Stéphanie Sinclair avait d’ailleurs brillamment évité l’écueil qui consiste à condamner ces pratiques au nom d’une certaine conscience occidentale plaquée sur la misère subie en Afghanistan. Soulignant toute l’horreur de la condition de ces petites filles, elle avait cherché à comprendre ce qui conduisait ces familles à se séparer d’un enfant.

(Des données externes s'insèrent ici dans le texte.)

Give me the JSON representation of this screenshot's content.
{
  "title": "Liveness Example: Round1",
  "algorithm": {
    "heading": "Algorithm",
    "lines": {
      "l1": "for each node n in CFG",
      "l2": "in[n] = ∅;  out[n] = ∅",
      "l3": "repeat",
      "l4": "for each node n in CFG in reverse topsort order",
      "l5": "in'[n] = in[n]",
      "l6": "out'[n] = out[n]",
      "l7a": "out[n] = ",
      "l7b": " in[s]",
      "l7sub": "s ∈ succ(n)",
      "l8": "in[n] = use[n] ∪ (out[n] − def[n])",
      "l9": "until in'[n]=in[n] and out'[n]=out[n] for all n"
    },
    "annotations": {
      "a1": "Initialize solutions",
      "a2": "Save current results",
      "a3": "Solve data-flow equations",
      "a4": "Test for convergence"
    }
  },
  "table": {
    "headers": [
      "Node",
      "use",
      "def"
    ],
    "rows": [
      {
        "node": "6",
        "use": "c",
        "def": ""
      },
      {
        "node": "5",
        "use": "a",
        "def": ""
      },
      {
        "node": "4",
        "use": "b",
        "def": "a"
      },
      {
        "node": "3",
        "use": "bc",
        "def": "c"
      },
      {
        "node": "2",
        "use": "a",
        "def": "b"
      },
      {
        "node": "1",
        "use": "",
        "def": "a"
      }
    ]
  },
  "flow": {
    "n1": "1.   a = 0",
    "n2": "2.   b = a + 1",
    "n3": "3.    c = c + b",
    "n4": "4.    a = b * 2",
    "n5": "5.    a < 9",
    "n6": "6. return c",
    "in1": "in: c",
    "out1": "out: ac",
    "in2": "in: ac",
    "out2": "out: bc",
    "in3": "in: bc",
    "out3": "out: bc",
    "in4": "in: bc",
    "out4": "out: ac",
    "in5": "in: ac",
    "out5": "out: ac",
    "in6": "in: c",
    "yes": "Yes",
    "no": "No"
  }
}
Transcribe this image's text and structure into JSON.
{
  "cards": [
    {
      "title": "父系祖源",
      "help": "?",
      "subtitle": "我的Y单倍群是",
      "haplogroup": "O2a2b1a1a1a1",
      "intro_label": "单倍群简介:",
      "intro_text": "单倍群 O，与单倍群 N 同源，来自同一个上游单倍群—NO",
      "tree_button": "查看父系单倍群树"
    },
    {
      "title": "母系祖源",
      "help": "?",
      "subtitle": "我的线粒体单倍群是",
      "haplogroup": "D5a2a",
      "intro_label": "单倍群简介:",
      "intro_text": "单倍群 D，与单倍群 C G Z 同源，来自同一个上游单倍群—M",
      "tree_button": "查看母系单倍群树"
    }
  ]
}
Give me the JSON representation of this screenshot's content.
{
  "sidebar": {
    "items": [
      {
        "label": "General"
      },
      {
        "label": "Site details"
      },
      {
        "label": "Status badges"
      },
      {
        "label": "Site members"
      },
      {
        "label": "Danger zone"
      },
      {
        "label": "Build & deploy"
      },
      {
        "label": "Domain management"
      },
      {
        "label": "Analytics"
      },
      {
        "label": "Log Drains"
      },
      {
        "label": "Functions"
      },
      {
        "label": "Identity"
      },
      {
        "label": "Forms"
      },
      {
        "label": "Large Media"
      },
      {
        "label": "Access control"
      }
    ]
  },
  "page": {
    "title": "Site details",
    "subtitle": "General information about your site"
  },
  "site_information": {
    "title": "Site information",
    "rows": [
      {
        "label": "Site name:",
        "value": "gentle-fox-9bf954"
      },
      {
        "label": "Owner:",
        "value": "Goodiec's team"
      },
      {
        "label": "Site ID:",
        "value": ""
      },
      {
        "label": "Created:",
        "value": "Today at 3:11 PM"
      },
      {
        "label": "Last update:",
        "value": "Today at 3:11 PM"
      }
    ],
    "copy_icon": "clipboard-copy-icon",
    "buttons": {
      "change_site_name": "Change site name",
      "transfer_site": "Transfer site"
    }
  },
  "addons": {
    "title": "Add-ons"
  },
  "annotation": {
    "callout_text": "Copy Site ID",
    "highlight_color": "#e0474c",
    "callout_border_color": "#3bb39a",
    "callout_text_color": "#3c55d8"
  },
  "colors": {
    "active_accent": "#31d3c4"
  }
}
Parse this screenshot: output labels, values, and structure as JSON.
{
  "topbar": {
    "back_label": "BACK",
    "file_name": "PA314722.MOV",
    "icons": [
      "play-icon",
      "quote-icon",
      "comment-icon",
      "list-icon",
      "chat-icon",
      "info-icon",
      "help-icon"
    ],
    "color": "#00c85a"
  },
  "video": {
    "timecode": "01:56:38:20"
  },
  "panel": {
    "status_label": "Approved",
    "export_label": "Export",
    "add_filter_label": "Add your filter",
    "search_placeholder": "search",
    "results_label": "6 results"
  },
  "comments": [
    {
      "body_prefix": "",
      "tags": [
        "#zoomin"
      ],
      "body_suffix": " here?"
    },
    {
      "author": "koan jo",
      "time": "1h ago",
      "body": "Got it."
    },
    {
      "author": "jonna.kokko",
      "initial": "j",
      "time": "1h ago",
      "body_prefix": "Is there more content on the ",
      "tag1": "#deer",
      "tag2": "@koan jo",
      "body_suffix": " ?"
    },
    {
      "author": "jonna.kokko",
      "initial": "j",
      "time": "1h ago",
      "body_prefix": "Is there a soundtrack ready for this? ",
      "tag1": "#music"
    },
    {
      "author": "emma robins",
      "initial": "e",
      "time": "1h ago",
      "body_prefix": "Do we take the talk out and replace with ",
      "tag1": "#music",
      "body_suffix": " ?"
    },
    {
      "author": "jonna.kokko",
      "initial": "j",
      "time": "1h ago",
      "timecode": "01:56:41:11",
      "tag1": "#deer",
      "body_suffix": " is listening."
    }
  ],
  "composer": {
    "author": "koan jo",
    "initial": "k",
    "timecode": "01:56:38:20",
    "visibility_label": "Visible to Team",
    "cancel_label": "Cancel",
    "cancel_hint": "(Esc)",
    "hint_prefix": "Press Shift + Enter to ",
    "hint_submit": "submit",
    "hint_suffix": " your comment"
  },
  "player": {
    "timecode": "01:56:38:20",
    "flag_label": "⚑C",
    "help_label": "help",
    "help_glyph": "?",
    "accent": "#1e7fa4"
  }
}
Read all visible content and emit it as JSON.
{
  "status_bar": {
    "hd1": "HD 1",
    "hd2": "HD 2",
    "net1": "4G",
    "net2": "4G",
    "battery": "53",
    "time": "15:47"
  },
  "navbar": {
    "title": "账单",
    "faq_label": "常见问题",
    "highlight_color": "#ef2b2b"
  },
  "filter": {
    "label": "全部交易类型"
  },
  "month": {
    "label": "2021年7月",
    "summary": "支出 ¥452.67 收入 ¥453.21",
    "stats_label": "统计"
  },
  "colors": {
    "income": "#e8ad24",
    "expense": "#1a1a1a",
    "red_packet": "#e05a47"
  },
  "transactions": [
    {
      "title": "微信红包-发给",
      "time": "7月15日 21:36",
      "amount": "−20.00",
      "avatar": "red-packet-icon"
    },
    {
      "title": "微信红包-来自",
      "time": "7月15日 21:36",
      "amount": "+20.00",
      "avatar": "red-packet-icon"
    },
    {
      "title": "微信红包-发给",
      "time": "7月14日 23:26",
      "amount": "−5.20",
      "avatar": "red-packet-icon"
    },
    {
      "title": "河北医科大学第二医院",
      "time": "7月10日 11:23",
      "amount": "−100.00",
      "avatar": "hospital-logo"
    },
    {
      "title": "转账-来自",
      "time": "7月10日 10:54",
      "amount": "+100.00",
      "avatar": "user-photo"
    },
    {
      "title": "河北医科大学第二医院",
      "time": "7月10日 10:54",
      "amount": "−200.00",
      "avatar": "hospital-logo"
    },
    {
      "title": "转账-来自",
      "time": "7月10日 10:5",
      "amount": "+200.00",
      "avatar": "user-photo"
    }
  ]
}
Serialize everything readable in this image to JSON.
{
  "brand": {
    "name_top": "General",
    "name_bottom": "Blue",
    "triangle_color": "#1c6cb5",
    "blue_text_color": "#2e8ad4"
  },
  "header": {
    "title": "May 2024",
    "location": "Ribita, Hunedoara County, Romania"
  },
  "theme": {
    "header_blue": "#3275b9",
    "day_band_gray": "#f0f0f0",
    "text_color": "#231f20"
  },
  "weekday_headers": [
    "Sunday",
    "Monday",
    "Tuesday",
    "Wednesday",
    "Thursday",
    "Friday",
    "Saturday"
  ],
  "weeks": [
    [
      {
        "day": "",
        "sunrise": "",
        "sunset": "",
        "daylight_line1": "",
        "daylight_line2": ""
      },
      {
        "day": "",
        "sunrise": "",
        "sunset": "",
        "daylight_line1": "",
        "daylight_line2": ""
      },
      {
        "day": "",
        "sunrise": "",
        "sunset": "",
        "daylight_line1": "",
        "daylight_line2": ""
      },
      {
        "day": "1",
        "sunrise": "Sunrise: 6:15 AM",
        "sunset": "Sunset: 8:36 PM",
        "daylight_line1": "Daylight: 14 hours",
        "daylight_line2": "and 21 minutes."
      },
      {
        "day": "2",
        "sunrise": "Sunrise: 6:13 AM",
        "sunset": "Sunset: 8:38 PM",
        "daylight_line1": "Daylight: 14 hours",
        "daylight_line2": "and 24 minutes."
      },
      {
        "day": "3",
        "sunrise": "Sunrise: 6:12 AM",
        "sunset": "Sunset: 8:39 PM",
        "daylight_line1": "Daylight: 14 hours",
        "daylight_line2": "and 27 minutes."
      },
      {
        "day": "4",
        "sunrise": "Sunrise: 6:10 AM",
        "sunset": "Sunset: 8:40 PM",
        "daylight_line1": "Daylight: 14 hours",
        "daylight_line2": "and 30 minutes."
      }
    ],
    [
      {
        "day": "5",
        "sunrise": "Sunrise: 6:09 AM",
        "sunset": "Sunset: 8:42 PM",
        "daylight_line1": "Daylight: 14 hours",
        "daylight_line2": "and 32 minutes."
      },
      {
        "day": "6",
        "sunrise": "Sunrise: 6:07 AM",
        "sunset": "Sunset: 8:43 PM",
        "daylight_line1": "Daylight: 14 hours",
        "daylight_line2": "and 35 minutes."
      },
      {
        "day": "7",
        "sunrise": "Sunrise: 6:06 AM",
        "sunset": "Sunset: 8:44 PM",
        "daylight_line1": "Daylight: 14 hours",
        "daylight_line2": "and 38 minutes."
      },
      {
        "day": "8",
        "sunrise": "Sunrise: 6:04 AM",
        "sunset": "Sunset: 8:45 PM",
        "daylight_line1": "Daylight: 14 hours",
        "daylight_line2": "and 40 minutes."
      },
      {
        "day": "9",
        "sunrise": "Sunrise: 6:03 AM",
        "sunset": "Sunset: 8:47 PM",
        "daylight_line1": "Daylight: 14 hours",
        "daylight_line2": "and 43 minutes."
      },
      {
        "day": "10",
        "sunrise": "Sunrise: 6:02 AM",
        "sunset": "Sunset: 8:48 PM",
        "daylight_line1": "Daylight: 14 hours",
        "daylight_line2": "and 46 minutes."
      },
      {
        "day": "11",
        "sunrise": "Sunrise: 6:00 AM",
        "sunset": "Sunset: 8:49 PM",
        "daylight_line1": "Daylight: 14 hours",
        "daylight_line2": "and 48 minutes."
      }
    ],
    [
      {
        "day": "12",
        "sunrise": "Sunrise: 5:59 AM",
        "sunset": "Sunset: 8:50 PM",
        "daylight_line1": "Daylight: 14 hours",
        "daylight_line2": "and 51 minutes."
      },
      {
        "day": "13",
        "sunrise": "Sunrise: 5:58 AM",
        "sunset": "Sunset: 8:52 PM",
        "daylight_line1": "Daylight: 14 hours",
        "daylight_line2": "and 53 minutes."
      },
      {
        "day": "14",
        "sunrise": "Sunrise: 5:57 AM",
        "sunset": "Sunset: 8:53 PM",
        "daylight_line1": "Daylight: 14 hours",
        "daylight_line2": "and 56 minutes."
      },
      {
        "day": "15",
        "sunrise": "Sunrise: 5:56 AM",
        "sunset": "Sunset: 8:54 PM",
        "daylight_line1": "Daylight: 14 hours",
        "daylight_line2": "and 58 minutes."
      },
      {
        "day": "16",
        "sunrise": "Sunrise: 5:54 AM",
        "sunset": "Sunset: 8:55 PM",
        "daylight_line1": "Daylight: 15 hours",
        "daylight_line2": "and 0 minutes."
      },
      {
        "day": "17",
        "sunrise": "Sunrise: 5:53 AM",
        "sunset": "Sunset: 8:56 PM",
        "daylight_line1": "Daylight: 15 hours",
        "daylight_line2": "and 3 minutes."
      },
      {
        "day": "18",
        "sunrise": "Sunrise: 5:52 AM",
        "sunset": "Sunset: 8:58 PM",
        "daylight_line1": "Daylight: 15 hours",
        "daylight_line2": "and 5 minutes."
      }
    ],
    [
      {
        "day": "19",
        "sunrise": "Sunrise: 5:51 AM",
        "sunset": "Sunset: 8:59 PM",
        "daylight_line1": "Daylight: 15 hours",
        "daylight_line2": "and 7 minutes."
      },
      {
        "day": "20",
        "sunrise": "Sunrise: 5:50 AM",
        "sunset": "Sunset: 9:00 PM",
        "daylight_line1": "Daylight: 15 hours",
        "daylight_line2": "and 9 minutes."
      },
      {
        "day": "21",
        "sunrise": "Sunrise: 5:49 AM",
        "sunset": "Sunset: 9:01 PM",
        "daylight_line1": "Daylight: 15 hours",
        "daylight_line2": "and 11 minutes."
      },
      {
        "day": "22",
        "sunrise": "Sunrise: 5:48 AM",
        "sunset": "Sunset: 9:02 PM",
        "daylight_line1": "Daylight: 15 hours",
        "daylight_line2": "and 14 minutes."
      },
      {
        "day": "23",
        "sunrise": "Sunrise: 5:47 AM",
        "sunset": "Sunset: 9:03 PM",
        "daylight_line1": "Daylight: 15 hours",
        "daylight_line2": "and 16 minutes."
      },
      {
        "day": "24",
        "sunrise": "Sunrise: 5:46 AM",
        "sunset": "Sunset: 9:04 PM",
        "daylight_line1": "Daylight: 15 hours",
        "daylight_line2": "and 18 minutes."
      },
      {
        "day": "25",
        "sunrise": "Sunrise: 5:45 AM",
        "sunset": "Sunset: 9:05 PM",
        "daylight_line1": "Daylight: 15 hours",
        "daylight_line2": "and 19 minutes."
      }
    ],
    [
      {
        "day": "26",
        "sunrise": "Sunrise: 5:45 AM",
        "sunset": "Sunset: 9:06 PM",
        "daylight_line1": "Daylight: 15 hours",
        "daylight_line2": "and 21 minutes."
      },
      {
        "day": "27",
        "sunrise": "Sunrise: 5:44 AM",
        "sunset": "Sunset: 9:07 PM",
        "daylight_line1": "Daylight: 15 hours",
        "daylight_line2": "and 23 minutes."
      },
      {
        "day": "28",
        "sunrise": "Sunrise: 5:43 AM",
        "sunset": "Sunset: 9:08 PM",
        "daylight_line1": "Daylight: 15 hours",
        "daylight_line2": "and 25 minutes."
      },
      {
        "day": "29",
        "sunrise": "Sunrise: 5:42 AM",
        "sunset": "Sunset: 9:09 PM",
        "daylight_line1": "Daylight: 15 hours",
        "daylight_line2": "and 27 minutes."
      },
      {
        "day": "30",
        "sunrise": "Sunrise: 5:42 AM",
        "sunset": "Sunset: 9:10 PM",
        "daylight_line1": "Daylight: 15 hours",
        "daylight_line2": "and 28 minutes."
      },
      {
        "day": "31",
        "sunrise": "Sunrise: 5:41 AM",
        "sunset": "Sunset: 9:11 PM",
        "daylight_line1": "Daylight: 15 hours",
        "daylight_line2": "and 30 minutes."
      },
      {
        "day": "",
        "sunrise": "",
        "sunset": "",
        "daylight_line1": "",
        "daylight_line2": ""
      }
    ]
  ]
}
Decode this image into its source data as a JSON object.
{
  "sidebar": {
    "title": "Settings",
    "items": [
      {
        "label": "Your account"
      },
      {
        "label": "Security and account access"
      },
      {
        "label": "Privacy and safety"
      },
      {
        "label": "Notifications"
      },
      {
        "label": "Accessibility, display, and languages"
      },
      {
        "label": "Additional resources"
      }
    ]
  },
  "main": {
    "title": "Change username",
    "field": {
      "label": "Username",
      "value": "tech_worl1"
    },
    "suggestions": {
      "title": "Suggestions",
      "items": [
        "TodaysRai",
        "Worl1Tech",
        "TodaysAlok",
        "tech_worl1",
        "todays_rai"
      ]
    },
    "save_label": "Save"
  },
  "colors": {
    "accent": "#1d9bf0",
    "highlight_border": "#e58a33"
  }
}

Mais au-delà de l’aspect choquant de ces clichés, nous devons comprendre que sous ces mariages précoces se cachent des manques nutritionnels et éducatifs. Et c’est en ce sens que l’Unicef, qui agit pour le rétablissement du système éducatif afghan, a tenu à récompenser le travail de lumière et de mise en perspective de Stéphanie Sinclair.
En Afghanistan, l’âge légal du mariage est de 16 ans. Mais on estime que près de 60 % des filles afghanes se marient avant d’avoir atteint cet âge. Ce phénomène se rencontre aussi en Asie et même en Iran où l’âge légal du mariage est désormais de 9 ans.